Alheios à conversa, Baiá e Avati saíram da cozinha e foram conversar na área de serviço. Baiá ansiava pelas novidades, afinal Avati viajara durante dias visitando chefes indígenas e ele queria saber os detalhes. Avati conseguira aliados para sua carreira de político? Aprendera com Jotabê que, em política, ter grupos de pressão era um mecanismo razoável. Dava força para o político. Impulsionava sua carreira. O rosto de Baiá desenhou um sorriso delicado enquanto ouvia o relato bem sucedido do amigo. Mas, ao ouvir a voz de Avati ganhar um tom grave e pronunciar a terrível frase: − Todos concordam em unir-se, juntar suas forças e protestar, mas não quer político. Ninguém ajuda Baiá. – seu rosto contraiu-se. Emudeceu. Sem pronunciar palavra, Avati observou a reação do amigo. Danilo apareceu à porta convidando-os para o café. Avati entrou primeiro, seguido por Baiá cabisbaixo, olhando pro chão.

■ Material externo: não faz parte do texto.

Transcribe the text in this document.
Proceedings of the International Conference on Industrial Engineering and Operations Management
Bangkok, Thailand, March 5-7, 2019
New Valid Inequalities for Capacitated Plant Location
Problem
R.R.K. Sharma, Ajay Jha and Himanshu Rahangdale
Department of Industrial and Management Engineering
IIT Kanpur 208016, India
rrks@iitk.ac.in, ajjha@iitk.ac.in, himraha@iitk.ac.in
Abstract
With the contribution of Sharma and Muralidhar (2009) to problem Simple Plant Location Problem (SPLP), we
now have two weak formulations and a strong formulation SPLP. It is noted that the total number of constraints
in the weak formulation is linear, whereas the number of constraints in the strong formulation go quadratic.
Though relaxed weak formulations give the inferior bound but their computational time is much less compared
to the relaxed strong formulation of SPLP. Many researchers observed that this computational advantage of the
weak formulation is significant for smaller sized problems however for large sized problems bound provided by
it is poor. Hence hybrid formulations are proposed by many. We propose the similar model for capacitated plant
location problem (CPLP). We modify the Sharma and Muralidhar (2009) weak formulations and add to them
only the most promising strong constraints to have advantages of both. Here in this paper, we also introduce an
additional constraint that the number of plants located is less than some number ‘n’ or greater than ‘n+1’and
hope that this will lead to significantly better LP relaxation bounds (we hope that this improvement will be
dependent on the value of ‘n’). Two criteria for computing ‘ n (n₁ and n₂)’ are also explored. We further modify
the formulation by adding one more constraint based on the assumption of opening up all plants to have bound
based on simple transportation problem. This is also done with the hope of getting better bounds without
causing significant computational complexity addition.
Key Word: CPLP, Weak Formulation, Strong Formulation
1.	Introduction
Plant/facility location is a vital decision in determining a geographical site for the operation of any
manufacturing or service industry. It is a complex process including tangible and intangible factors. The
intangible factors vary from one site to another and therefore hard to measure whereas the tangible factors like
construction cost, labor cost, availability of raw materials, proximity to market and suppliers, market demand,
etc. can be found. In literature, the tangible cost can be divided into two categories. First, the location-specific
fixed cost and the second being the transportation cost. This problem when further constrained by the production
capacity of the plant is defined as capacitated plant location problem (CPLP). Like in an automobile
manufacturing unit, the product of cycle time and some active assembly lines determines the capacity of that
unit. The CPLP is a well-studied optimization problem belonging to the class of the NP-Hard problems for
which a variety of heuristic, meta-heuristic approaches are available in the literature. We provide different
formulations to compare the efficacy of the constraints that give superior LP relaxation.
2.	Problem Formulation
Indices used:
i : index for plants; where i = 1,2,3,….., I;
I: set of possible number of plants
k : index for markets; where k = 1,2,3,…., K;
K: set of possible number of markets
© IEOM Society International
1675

Jotabê, depois de comer um razoável pedaço de peixe que sobrara do jantar, levantou-se da cadeira, bateu com a mão direita na barriga, e disse:
− Enquanto vocês lavam a louça, vou ao banheiro.
Danilo deu um sorriso do tipo “esse cara não tem jeito” e falou:
− Vá ao banheiro de cima. O daqui de baixo tá com problema.

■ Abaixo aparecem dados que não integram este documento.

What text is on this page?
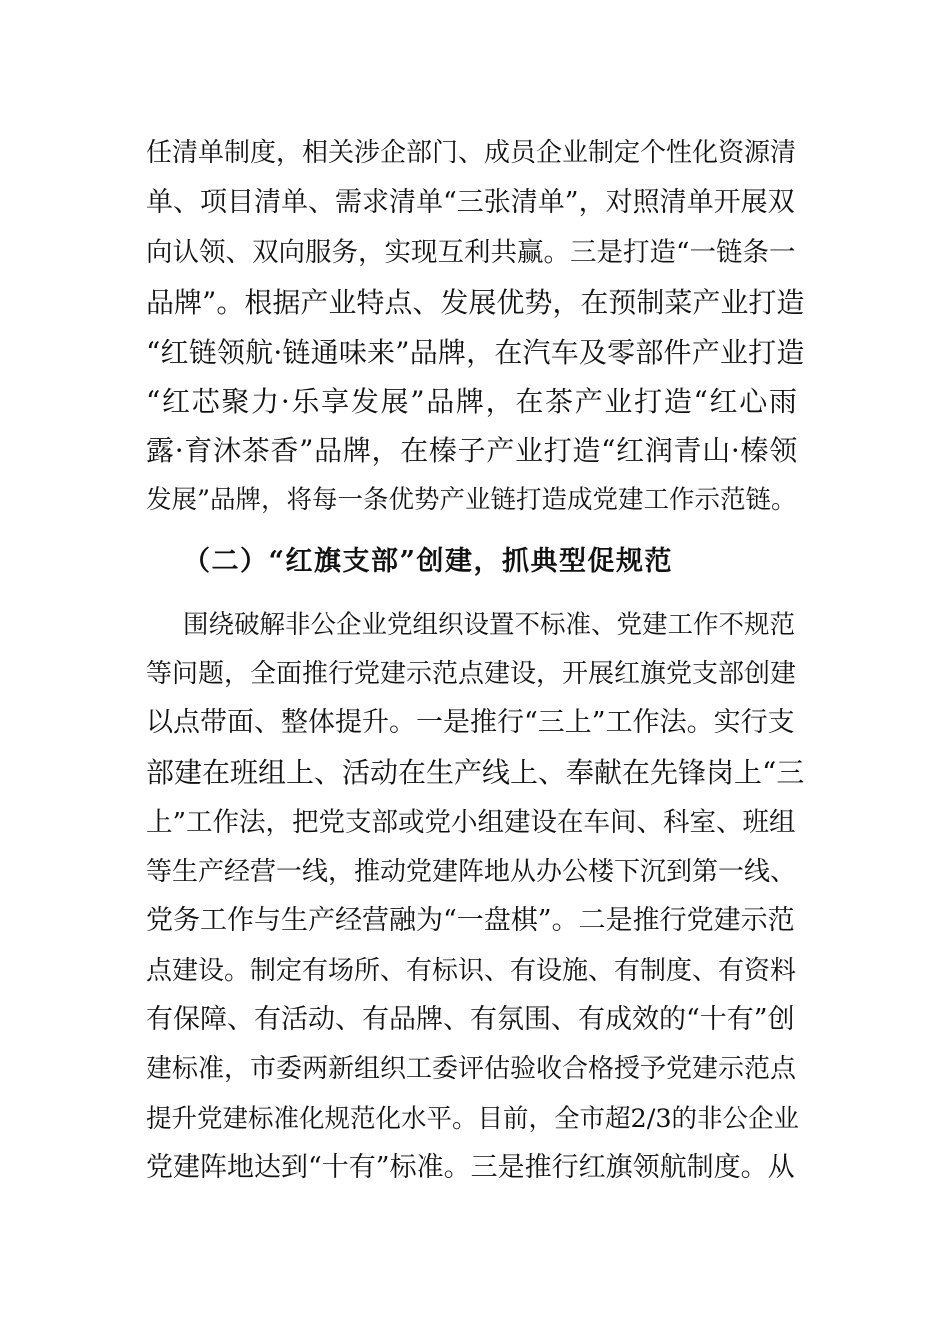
任清单制度，相关涉企部门、成员企业制定个性化资源清
单、项目清单、需求清单“三张清单”，对照清单开展双
向认领、双向服务，实现互利共赢。三是打造“一链条一
品牌”。根据产业特点、发展优势，在预制菜产业打造
“红链领航·链通味来”品牌，在汽车及零部件产业打造
“红芯聚力·乐享发展”品牌，在茶产业打造“红心雨
露·育沐茶香”品牌，在榛子产业打造“红润青山·榛领
发展”品牌，将每一条优势产业链打造成党建工作示范链。
（二）“红旗支部”创建，抓典型促规范
围绕破解非公企业党组织设置不标准、党建工作不规范
等问题，全面推行党建示范点建设，开展红旗党支部创建
以点带面、整体提升。一是推行“三上”工作法。实行支
部建在班组上、活动在生产线上、奉献在先锋岗上“三
上”工作法，把党支部或党小组建设在车间、科室、班组
等生产经营一线，推动党建阵地从办公楼下沉到第一线、
党务工作与生产经营融为“一盘棋”。二是推行党建示范
点建设。制定有场所、有标识、有设施、有制度、有资料
有保障、有活动、有品牌、有氛围、有成效的“十有”创
建标准，市委两新组织工委评估验收合格授予党建示范点
提升党建标准化规范化水平。目前，全市超2/3的非公企业
党建阵地达到“十有”标准。三是推行红旗领航制度。从
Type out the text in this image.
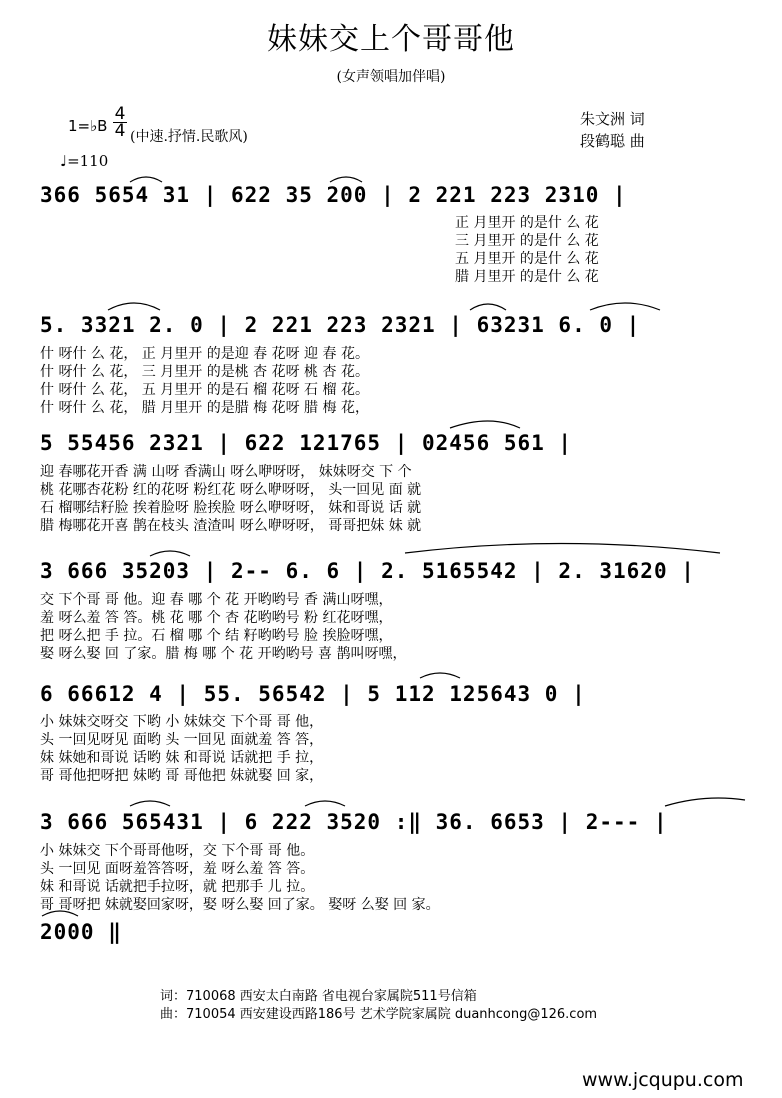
妹妹交上个哥哥他
(女声领唱加伴唱)
1=♭B
4
4 (中速.抒情.民歌风)
♩=110
朱文洲 词
段鹤聪 曲
366 5654 31 | 622 35 200 | 2 221 223 2310 |
正 月里开 的是什 么 花
三 月里开 的是什 么 花
五 月里开 的是什 么 花
腊 月里开 的是什 么 花
5. 3321 2. 0 | 2 221 223 2321 | 63231 6. 0 |
什 呀什 么 花， 正 月里开 的是迎 春 花呀 迎 春 花。
什 呀什 么 花， 三 月里开 的是桃 杏 花呀 桃 杏 花。
什 呀什 么 花， 五 月里开 的是石 榴 花呀 石 榴 花。
什 呀什 么 花， 腊 月里开 的是腊 梅 花呀 腊 梅 花，
5 55456 2321 | 622 121765 | 02456 561 |
迎 春哪花开香 满 山呀 香满山 呀么咿呀呀， 妹妹呀交 下 个
桃 花哪杏花粉 红的花呀 粉红花 呀么咿呀呀， 头一回见 面 就
石 榴哪结籽脸 挨着脸呀 脸挨脸 呀么咿呀呀， 妹和哥说 话 就
腊 梅哪花开喜 鹊在枝头 渣渣叫 呀么咿呀呀， 哥哥把妹 妹 就
3 666 35203 | 2-- 6. 6 | 2. 5165542 | 2. 31620 |
交 下个哥 哥 他。迎 春 哪 个 花 开哟哟号 香 满山呀嘿，
羞 呀么羞 答 答。桃 花 哪 个 杏 花哟哟号 粉 红花呀嘿，
把 呀么把 手 拉。石 榴 哪 个 结 籽哟哟号 脸 挨脸呀嘿，
娶 呀么娶 回 了家。腊 梅 哪 个 花 开哟哟号 喜 鹊叫呀嘿，
6 66612 4 | 55. 56542 | 5 112 125643 0 |
小 妹妹交呀交 下哟 小 妹妹交 下个哥 哥 他，
头 一回见呀见 面哟 头 一回见 面就羞 答 答，
妹 妹她和哥说 话哟 妹 和哥说 话就把 手 拉，
哥 哥他把呀把 妹哟 哥 哥他把 妹就娶 回 家，
3 666 565431 | 6 222 3520 :‖ 36. 6653 | 2--- |
小 妹妹交 下个哥哥他呀，交 下个哥 哥 他。
头 一回见 面呀羞答答呀，羞 呀么羞 答 答。
妹 和哥说 话就把手拉呀，就 把那手 儿 拉。
哥 哥呀把 妹就娶回家呀，娶 呀么娶 回了家。 娶呀 么娶 回 家。
2000 ‖
词：710068 西安太白南路 省电视台家属院511号信箱
曲：710054 西安建设西路186号 艺术学院家属院 duanhcong@126.com
www.jcqupu.com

Jotabê não acreditou no que ouvia. Finalmente conheceria o famoso espaço secreto de Danilo. Sonho de consumo de muita gente que freqüenta o Marrocos. E agora, ele, Jotabê não só conheceria seus segredos como a chave era dada pelo próprio dono. Saiu da cozinha e, antes de chegar à escada, ouviu Danilo gritar:
− É na primeira porta à direita, depois do escritório.
Jotabê subiu a escada de dois em dois degraus e parou no topo. Olhou para a esquerda. Porta fechada. Provavelmente o quarto. Olhou para a direita. No fundo do corredor, a porta do quarto onde Baiá e Avati dormiam, estava aberta. Começou a caminhar. Logo à frente, à direita duas portas, a segunda, certamente o banheiro; a primeira, o escritório. Ops! Está aberta. Lá dentro a luz eletrônica do monitor chamou a atenção. Entrou. Reconheceu na tela a imagem dos políticos. Apertou o play. Caramba! É a reunião secreta do prefeito com os candidatos. Como Danilo teria conseguido essas imagens? Foi até o computador e encaminhou por e-mail, para si mesmo, o arquivo. Ouviu a voz de Danilo vinda lá de baixo:
− Tá com problema, Jotabê?
Logo em seguida passos subindo a escada. Finalizou o envio e saiu correndo em direção ao banheiro. Fechou a porta e ouviu vozes no corredor. Teria sido visto? Encostou o ouvido na porta. Eram Avati e Baiá que se dirigiam ao quarto. Respirou, aliviado.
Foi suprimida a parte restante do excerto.